All the forecasts for a given lead time were collected to form a continued forecast NINO3.4 time series. The two panels of Fig.1 compare the forecast NINO3.4 at leadtimes 6 months and 12 months with the observed NINO3.4. The Correlation coefficients between the forecast and observed NINO3.4 were calculated as skills for each decade from 1950s to 1990s, and for the whole period as well. The results are listed in Table 1.
Fig. 2 shows the forecasts at leadtimes of 3, 6, 9, and 12 months, using data up to March 1998. The forecasts indicate that the current warm condition has peaked and will taper off in the coming months. The 9- and 12-month forecasts also indicate that a La Nina event (cold condition in the tropical Pacific) will come by the end of 1998.
Table 1. The test correlation skills for different test periods
|
Test Period |
3-month |
6-month |
9-month |
12-month |
15-month |
|
1950-59 |
0.77 |
0.54 |
0.40 |
0.36 |
0.06 |
|
1960-69 |
0.81 |
0.66 |
0.59 |
0.52 |
0.43 |
|
1970-79 |
0.92 |
0.78 |
0.71 |
0.66 |
0.52 |
|
1980-89 |
0.87 |
0.76 |
0.67 |
0.71 |
0.78 |
|
1990-97 |
0.88 |
0.71 |
0.53 |
0.53 |
0.53 |
|
1950-97 |
0.86 |
0.69 |
0.57 |
0.52 |
0.42 |
References:
Breiman, L., 1997: Bagging predictions. Machine Learning, in press. Available at ftp://stat.berkeley.edu/users/pub/breiman
Tang, B., 1995: Periods of linear development of the ENSO cycle and POP forecast experiments. J. Climate, 8, 682-691.

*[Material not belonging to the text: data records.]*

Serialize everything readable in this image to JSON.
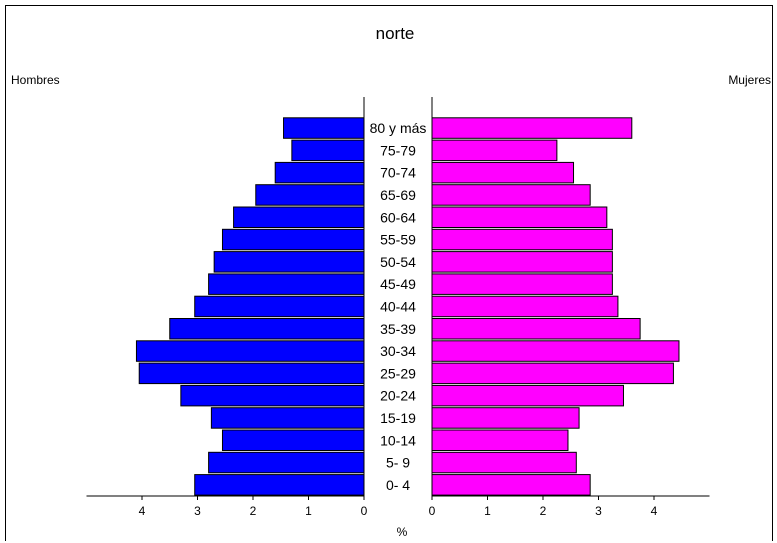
{
  "chart_data": {
    "type": "bar",
    "subtype": "population-pyramid",
    "title": "norte",
    "left_label": "Hombres",
    "right_label": "Mujeres",
    "xlabel": "%",
    "categories": [
      "0- 4",
      "5- 9",
      "10-14",
      "15-19",
      "20-24",
      "25-29",
      "30-34",
      "35-39",
      "40-44",
      "45-49",
      "50-54",
      "55-59",
      "60-64",
      "65-69",
      "70-74",
      "75-79",
      "80 y más"
    ],
    "series": [
      {
        "name": "Hombres",
        "color": "#0000ff",
        "values": [
          3.05,
          2.8,
          2.55,
          2.75,
          3.3,
          4.05,
          4.1,
          3.5,
          3.05,
          2.8,
          2.7,
          2.55,
          2.35,
          1.95,
          1.6,
          1.3,
          1.45
        ]
      },
      {
        "name": "Mujeres",
        "color": "#ff00ff",
        "values": [
          2.85,
          2.6,
          2.45,
          2.65,
          3.45,
          4.35,
          4.45,
          3.75,
          3.35,
          3.25,
          3.25,
          3.25,
          3.15,
          2.85,
          2.55,
          2.25,
          3.6
        ]
      }
    ],
    "x_ticks_left": [
      "4",
      "3",
      "2",
      "1",
      "0"
    ],
    "x_ticks_right": [
      "0",
      "1",
      "2",
      "3",
      "4"
    ],
    "xlim": [
      0,
      5
    ],
    "grid": false,
    "legend": "none"
  }
}
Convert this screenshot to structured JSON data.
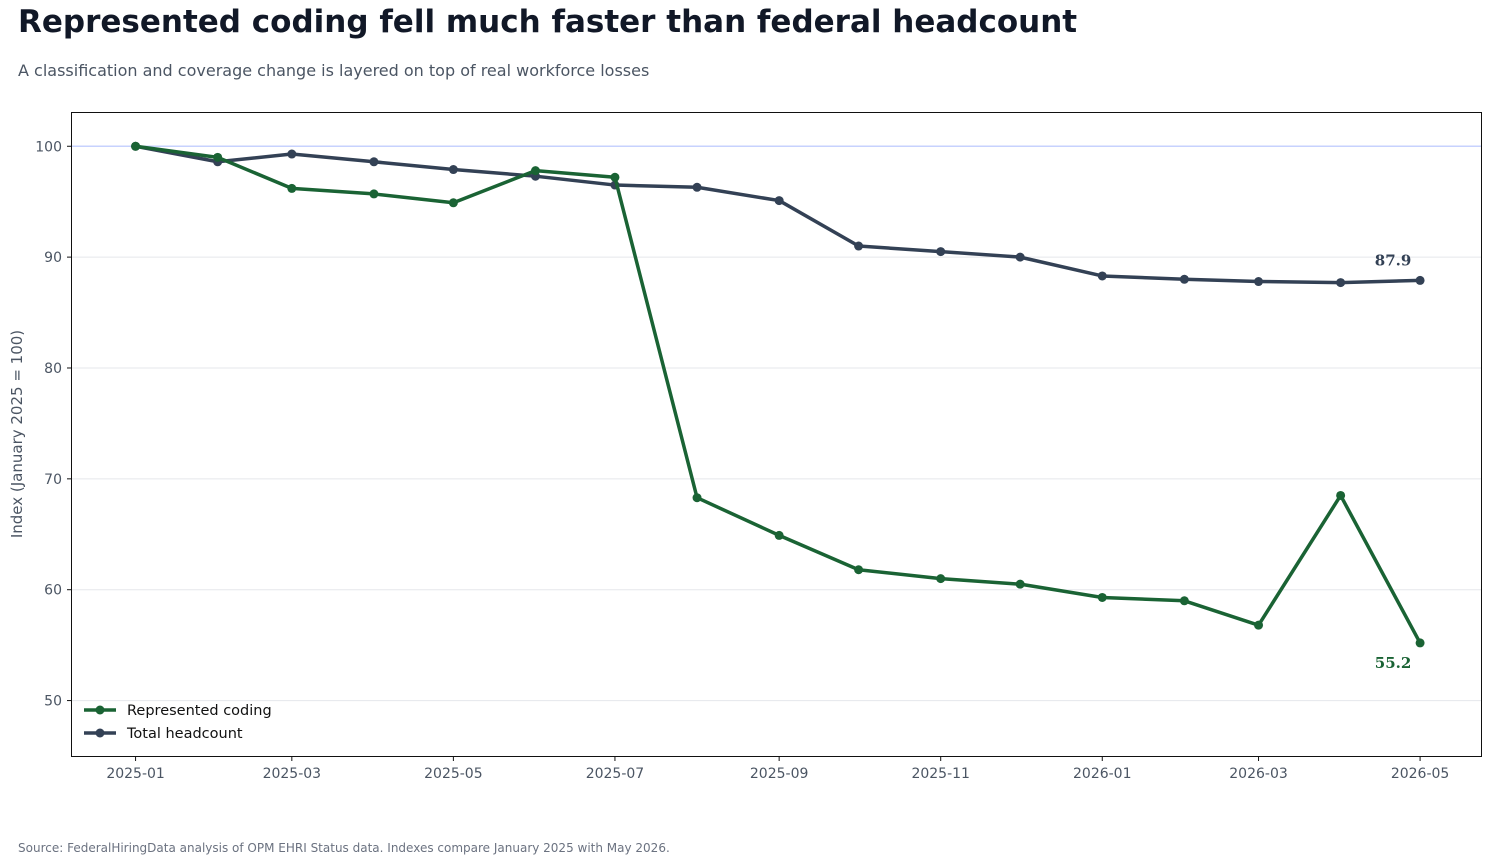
{
  "header": {
    "title": "Represented coding fell much faster than federal headcount",
    "subtitle": "A classification and coverage change is layered on top of real workforce losses"
  },
  "footer": {
    "source": "Source: FederalHiringData analysis of OPM EHRI Status data. Indexes compare January 2025 with May 2026."
  },
  "colors": {
    "represented": "#1a6334",
    "total": "#334155",
    "reference_line": "#c7d2fe",
    "grid": "#e5e7eb"
  },
  "chart_data": {
    "type": "line",
    "title": "Represented coding fell much faster than federal headcount",
    "ylabel": "Index (January 2025 = 100)",
    "xlabel": "",
    "ylim": [
      45,
      103
    ],
    "xlim": [
      "2024-12-08",
      "2026-05-24"
    ],
    "grid": "horizontal",
    "reference_line": 100,
    "legend": "bottom-left",
    "x": [
      "2025-01-01",
      "2025-02-01",
      "2025-03-01",
      "2025-04-01",
      "2025-05-01",
      "2025-06-01",
      "2025-07-01",
      "2025-08-01",
      "2025-09-01",
      "2025-10-01",
      "2025-11-01",
      "2025-12-01",
      "2026-01-01",
      "2026-02-01",
      "2026-03-01",
      "2026-04-01",
      "2026-05-01"
    ],
    "xticks": [
      "2025-01",
      "2025-03",
      "2025-05",
      "2025-07",
      "2025-09",
      "2025-11",
      "2026-01",
      "2026-03",
      "2026-05"
    ],
    "yticks": [
      50,
      60,
      70,
      80,
      90,
      100
    ],
    "series": [
      {
        "name": "Represented coding",
        "color": "#1a6334",
        "values": [
          100.0,
          99.0,
          96.2,
          95.7,
          94.9,
          97.8,
          97.2,
          68.3,
          64.9,
          61.8,
          61.0,
          60.5,
          59.3,
          59.0,
          56.8,
          68.5,
          55.2
        ],
        "end_label": "55.2"
      },
      {
        "name": "Total headcount",
        "color": "#334155",
        "values": [
          100.0,
          98.6,
          99.3,
          98.6,
          97.9,
          97.3,
          96.5,
          96.3,
          95.1,
          91.0,
          90.5,
          90.0,
          88.3,
          88.0,
          87.8,
          87.7,
          87.9
        ],
        "end_label": "87.9"
      }
    ]
  }
}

Tangang, F.T., W.W. Hsieh and B. Tang, 1997: Forecasting the equatorial Pacific sea surface temperatures by neural network models. Climate Dynamics, 13, 135-147.
Tangang, F.T., W.W. Hsieh and , B. Tang, 1997: Forecasting regional sea surface temperatures in the tropical Pacific by neural network models, with wind stress and sea level pressure as predictors, J. Geophys. Res., in press.
Tangang, F.T., B. Tang, W.W. Hsieh and A. Monahan, 1997: Forecasting ENSO events: a neural network approach, J. Climate, in press.
Woodruff, S.D., R.J. Slutz, R.L. Jenne, and P.M. Steurer, 1987: A comprehensive ocean-atmosphere data set. Bull. Am. Meteorol. Soc., 6, 1239-1250.
Figure captions
Figure 1. Output of the cross-validation forecasting experiments at leadtimes of 6 months and 12 months
Figure 2. Forecasts of the neural networks at 3, 6, 9, and 12 month leadtimes.